Als mich in den Neunzigern eine damalige Schülerin fragte, ob ich Hip Hop möge, wußte ich nicht mal, was das ist. Damals konnte ich auch nicht einfach bei Wikipedia nachlesen oder googeln. Dementsprechend alt fühlte ich mich auf einen Schlag, denn wenn man die angesagte Musik nicht mehr kennt, ist man alt. Heute weiß ich nicht nur was Hip Hop ist, seit kurzem versuche ich sogar, darauf zu tanzen. Keine Angst, das wird jetzt nicht wieder einer dieser langweiligen Tanzberichte, denn Hip Hop ist bekanntlich viel mehr als nur Musik.

Hip Hop ist eine Lebenseinstellung. Dazu gehören die weiten Hosen, deren Schritt auf Kniehöhe pendelt und in denen man kiloweise Kartoffeln transportieren könnte, coole Sneaker und lässige Pullover mit Kapuzen. Zu meiner Zeit - und auch diese Wendung zeigt deutlich, wie alt ich geworden bin - hießen Sneaker noch Turnschuhe und Jeans mußten eng sitzen, Pullover hatten V-Ausschnitt und drunter trug man Blusen. Einzig im Sommer trug man T-Shirts mal sehr weit mit nichts drunter, bis man von seinen pubertierenden Mitschülern erfuhr, dass der Tunneleffekt am Ärmel der Grund für die neu gewonnene Aufmerksamkeit war.

Hip Hop kommt von der Straße. Man spricht auf der Straße anders als in Schulen und Universitäten, man spricht Umgangssprache, und zwar die vor dem jeweiligen Migrationshintergrund. Gestern fiel mir zum ersten Mal auf, dass die Mehrzahl der Teilnehmer neben der deutschen auch für eine weitere Fußballmannschaft fiebert. Bis auf das Mädel aus dem Iran, die sehr anschaulich schilderte, wieso die Iranische Mannschaft ihr Fanherz nicht höher schlagen läßt:
"Ey, die sind so schlescht ey! Geht der Ball nach reschts, rennen alle nach reschts, geht der Ball nach links, rennen alle nach links.
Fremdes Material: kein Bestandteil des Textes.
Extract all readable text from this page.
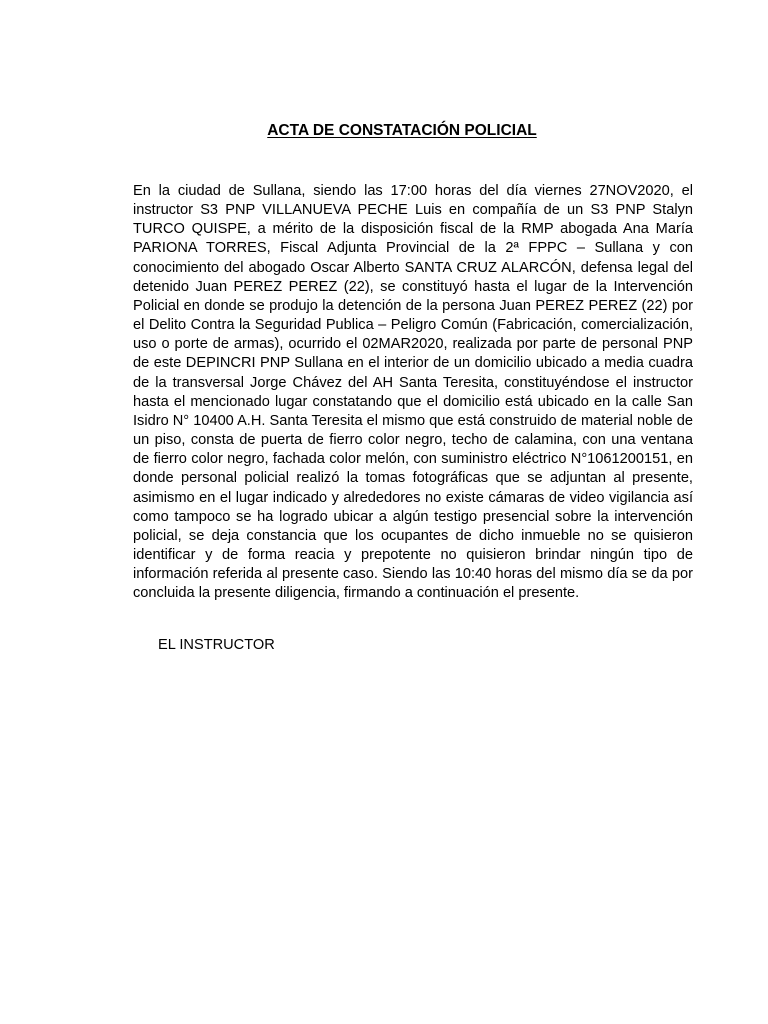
ACTA DE CONSTATACIÓN POLICIAL

En la ciudad de Sullana, siendo las 17:00 horas del día viernes 27NOV2020, el instructor S3 PNP VILLANUEVA PECHE Luis en compañía de un S3 PNP Stalyn TURCO QUISPE, a mérito de la disposición fiscal de la RMP abogada Ana María PARIONA TORRES, Fiscal Adjunta Provincial de la 2ª FPPC – Sullana y con conocimiento del abogado Oscar Alberto SANTA CRUZ ALARCÓN, defensa legal del detenido Juan PEREZ PEREZ (22), se constituyó hasta el lugar de la Intervención Policial en donde se produjo la detención de la persona Juan PEREZ PEREZ (22) por el Delito Contra la Seguridad Publica – Peligro Común (Fabricación, comercialización, uso o porte de armas), ocurrido el 02MAR2020, realizada por parte de personal PNP de este DEPINCRI PNP Sullana en el interior de un domicilio ubicado a media cuadra de la transversal Jorge Chávez del AH Santa Teresita, constituyéndose el instructor hasta el mencionado lugar constatando que el domicilio está ubicado en la calle San Isidro N° 10400 A.H. Santa Teresita el mismo que está construido de material noble de un piso, consta de puerta de fierro color negro, techo de calamina, con una ventana de fierro color negro, fachada color melón, con suministro eléctrico N°1061200151, en donde personal policial realizó la tomas fotográficas que se adjuntan al presente, asimismo en el lugar indicado y alrededores no existe cámaras de video vigilancia así como tampoco se ha logrado ubicar a algún testigo presencial sobre la intervención policial, se deja constancia que los ocupantes de dicho inmueble no se quisieron identificar y de forma reacia y prepotente no quisieron brindar ningún tipo de información referida al presente caso. Siendo las 10:40 horas del mismo día se da por concluida la presente diligencia, firmando a continuación el presente.

EL INSTRUCTOR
Geh' mir weg mit Iraner un' Fußball."
Eigentlich haben sie's viel besser als der Durchschnitt der Deutschen. Mit zwei Fähnchen am Auto ist man einfach flexibler. Scheidet eine Nation im Vorfeld aus, kann man immer noch für einen zweiten Verein jubeln. Ganz ohne schlechtes Gewissen. Der Konflikt beginnt erst bei so brisanten Begegnungen wie Deutschland-Italien vor zwei Jahren oder einer möglichen sportlichen Begegnung Deutschland-Türkei dieser Tage. Dann wünsche ich mir, dass die Türkei gewinnt. Andernfalls kann ich meine Hip Hop Ambitionen bis auf Weiteres vergessen.

Und darum geht es ja schließlich. Für eine mögliche Integration in die Lebensart fühle ich mich etwas zu alt aber die sportliche Seite möchte ich nicht missen. Die Meisten in der Gruppe könnten altersmäßig meine Kinder sein, bemühen sich jedoch rührend, mich das nicht spüren zu lassen. Ich meine, hey, wer nie mit seinen Eltern in der Disco war, der weiß nicht, was Fremdschämen ist. Während die Jungen mit minimalistisch akzentuierten Bewegungen Abgeklärtheit signalisieren, ringen die Alten wild mäandernd um Ausdruck. "Ey, das sieht doch voll scheiße aus als Frau, wenn dauernd alles schlackert, so oben un' so. Wir machen auf cool, ham coole weite Hosen an un' machen eher so in klein", erklärt mir eine Schülerin den Unterschied zwischen normalem Hip Hop und 'Bounce'. Dann gibt es noch L.A. Style, Streetstyle und weitere Feinheiten, die ich noch nicht wirklich verstehe.

Anschauungsmaterial findet sich im Netz eine ganze Menge. Am meisten imponiert mir derzeit eine Lehrerin am New Yorker Broadway Dance Center. Viele von Luams Choreographien sind bei Youtube zu sehen.



Ich bleibe dran und berichte über bollerige Hosen Neues aus der hiesigen Szene. "Yo' Bro' have you heard the news from BMWtown?" [*fuchtelt dazu wild mit nach innen geknickten Handgelenken und jeweils zwei abgestellten Fingern in der Luft]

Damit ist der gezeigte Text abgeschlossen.